REPUBLIKA.CO.ID, JAKARTA -- Nilai mata uang Rupiah kembali melemah dan bahkan menembus level Rp 13.319 per dolar AS berdasarkan data dari Bloomberg. Ketua Tim Ahli Wakil Presiden Sofyan Wanandi pun mengatakan pelemahan rupiah ini dipengaruhi oleh faktor dari luar negeri, yakni adanya penguatan dollar di Amerika Serikat.
"Ya ini memang sulit ya. Karena ini menyangkut ketidakpastian. Ketidakpastian di Yunani, yang kedua penguatan dollar di AS sudah meningkat, ekonominya membaik. Sehingga hasilnya kita kena, rupiahnya," kata Sofjan di kantor Wakil Presiden, Jakarta, Selasa (9/6).
Sofyan mengatakan untuk menghadapi pelemahan rupiah tersebut, pemerintah harus berusaha meningkatkan ekspor serta mengembangkan produk dalam negeri. Sebab, selama ini Indonesia selalu mengimpor bahan baku.
"Jadi kita sedang berusaha mengembangkan, bagaimana cara supaya bisa menahan. Supaya kita kan ekonominya lagi lesu juga," tambah dia.
Menurut dia, penurunan nilai Rupiah ini merupakan penurunan terendah untuk pertama kalinya dalam beberapa tahun terakhir, sehingga menyebabkan masyarakat khawatir.
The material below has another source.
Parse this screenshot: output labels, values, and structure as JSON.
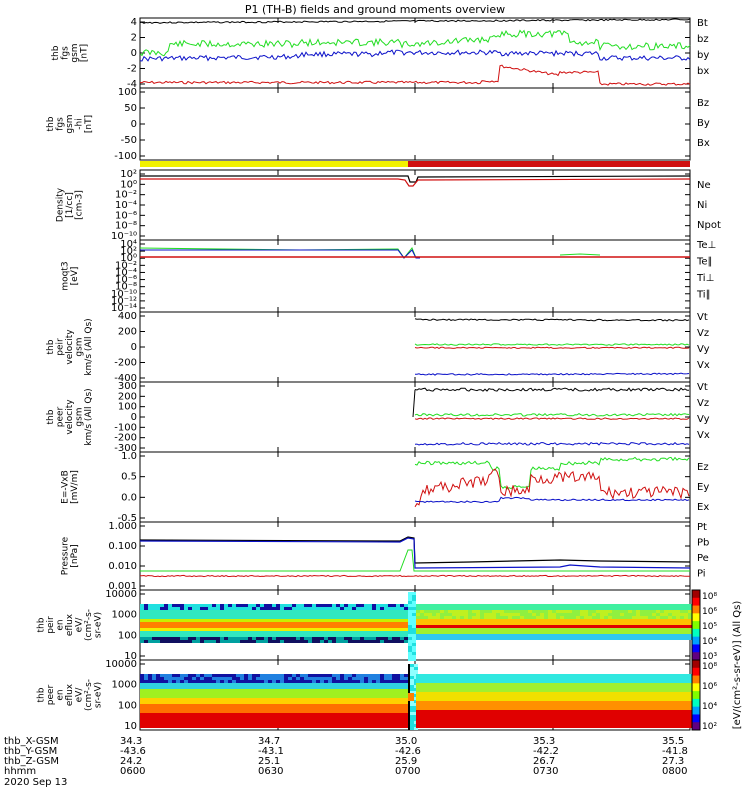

Oleh karena itu, Sofyan pun meminta agar seluruh sektor riil segera digerakkan serta anggaran negara dapat terserap dengan baik.
Sebelumnya, Gubernur Bank Indonesia (BI) Agus Martowardojo mengatakan pelemahan nilai tukar mata uang terhadap dolar AS tidak hanya dialami Indonesia, melainkan juga sejumlah negara-negara lainnya. "Semua pada lebih dalam, kamu lihat hari ini contohnya currency Korea, Malaysia semua lebih dalam dari kita tekanannya," kata Agus, Senin (8/6).
Menurut Agus, hal ini merupakan reaksi dari perkembangan yang terjadi di luar negeri. Ia pun menilai Indonesia harus menghadapi kondisi ini dengan baik dan tetap waspada.
Selain itu, Agus juga mengkhawatirkan terjadinya currency war dalam tiga tahun ke depan apabila program peningkatan suku bunga di AS berjalan secara berkala. Menurutnya, hal tersebut akan berdampak pada mata uang di negara-negara lain.